そして今も、誰かが自分の血を燃やしている。

彼は爆発犯だ、罪人だ。

それでも一部の人間は、彼をこう呼ぶ。

――仮面の英雄、と。

俺の仕事は、その男を止めることだ。

きっかけは、数字だった。

同チームの分析官が眉をひそめる。

「因子供給量と、事故発生率が合わない。」

「どういうことだ?」

「供給が増えてるのに、暴走事故は減ってる。」

「良いことだろ。」

だが心の奥がざわついた。


その夜、物静かな分析官が違和感を強く訴えかけてきたので、三人で自動運転の搬送トラックを追った。
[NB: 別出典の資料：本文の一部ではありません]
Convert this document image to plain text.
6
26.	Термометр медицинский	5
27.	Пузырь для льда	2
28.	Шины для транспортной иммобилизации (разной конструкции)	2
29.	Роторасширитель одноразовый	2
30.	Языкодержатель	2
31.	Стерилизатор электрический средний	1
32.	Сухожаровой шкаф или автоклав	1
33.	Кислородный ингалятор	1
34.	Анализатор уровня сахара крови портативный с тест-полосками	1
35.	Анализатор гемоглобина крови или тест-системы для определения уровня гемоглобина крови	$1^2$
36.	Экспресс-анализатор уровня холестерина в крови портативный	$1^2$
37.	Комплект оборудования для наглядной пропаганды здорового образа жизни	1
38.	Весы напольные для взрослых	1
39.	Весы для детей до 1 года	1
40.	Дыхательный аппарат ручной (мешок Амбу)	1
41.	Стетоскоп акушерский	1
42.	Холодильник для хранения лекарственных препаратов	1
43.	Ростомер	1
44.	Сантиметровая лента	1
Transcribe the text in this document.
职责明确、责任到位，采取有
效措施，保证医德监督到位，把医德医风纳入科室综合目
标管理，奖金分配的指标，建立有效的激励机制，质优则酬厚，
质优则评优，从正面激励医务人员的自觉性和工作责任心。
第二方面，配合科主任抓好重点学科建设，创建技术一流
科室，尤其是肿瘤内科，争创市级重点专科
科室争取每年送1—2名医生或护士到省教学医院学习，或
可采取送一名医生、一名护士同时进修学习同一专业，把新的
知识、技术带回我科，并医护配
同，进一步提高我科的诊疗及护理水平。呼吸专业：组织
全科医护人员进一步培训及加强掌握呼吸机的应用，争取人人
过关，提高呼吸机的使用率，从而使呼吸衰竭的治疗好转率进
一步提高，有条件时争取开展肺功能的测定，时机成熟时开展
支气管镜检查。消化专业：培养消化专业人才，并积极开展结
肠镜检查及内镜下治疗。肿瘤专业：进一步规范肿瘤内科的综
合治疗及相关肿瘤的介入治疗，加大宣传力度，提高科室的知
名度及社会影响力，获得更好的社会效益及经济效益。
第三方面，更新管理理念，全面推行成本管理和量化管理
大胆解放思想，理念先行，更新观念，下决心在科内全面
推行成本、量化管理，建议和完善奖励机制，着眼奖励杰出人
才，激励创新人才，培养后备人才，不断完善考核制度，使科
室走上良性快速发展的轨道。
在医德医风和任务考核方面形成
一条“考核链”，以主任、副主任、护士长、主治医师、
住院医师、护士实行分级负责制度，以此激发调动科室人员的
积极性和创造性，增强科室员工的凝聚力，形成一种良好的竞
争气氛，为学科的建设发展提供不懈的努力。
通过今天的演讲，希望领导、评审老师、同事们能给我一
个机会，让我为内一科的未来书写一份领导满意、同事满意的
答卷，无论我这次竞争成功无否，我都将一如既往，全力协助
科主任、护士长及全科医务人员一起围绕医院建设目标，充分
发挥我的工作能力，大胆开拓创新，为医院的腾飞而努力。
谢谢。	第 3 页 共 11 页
すると途中から正規ルートを外れ、裏道の地下搬入口と書かれた所へ進んでいった。

「おい、そろそろ消灯時間だぞ。」

止める声が聞こえたが、でも足は止まらなかった。

トラックの影に隠れながら見えた開かれた扉の向こうには──。


冷たい空気と全体を包みこむ白い光。

簡素なベッドが、整然と並んでいた。

間隔は異様に狭い。

その上にはホームレスと思わしき老人、不法就労者であろう女性、そして、先日助けたはずの作業員の顔もあった。

全員の腕から管が伸びている。

血。

ゆっくりと、抜かれながら生かされている。

だが目は虚ろで、時折呻き声が聞こえた。

「……なんだ、これ」

声が震えた。

分析官が息を呑む。

同室の男は動かない。

モニターに表示される数値。

奥に、濃縮槽と注ぎ込まれている赤黒い液体。

ラベルにはこう書いてあった。


“国家支給精製因子液”


理解が追いつかない。

「……違うだろ!?」

喉が焼ける。

「俺たちの因子は、志願者の献血だって!」

「志願者だって言ったよな……?希望者だけだって……!」

誰も答えない。

ベッドの一つで、見覚えのある作業員だった男が目を開ける。

唇が動く。


「……ころ、し、てくれ。」


その目は俺を覚えていた。

あの日、助けたはずの現場。

俺が“救った”はずの命。

膝が震えて、喉が乾く。

「……違う。」

違う。

これは違う。

「違うだろ……」

血が、熱い。

指先から火花が散る。

俺の中で、何かが切れた。


身体中から青炎が漏れる。

「止めろ!」

同室の男の声。

狼狽える分析官。

青炎が濃縮槽を包み、配管を焼き、天井を舐める。

「……俺たちは、何を燃やしてきた?何をしてきたんだ!?」

答えはない。

そのとき初めて、俺は理解した。

燃やしても終わらないものがある。


構造。

搾取。

血。


「……燃やす。」

声が低い。

「全部、燃やす。」

青炎が立ち上がる。

同室の男が隔壁を展開する。

だがそれは、外部からの攻撃を遮る壁。

内部で流れる血は、止められない。

地下が揺れる。

誰かが叫ぶ。

その夜、A都で最初の“青い爆発”が起きた。

【登場人物】

新人1:???

新人2:???

新人3:???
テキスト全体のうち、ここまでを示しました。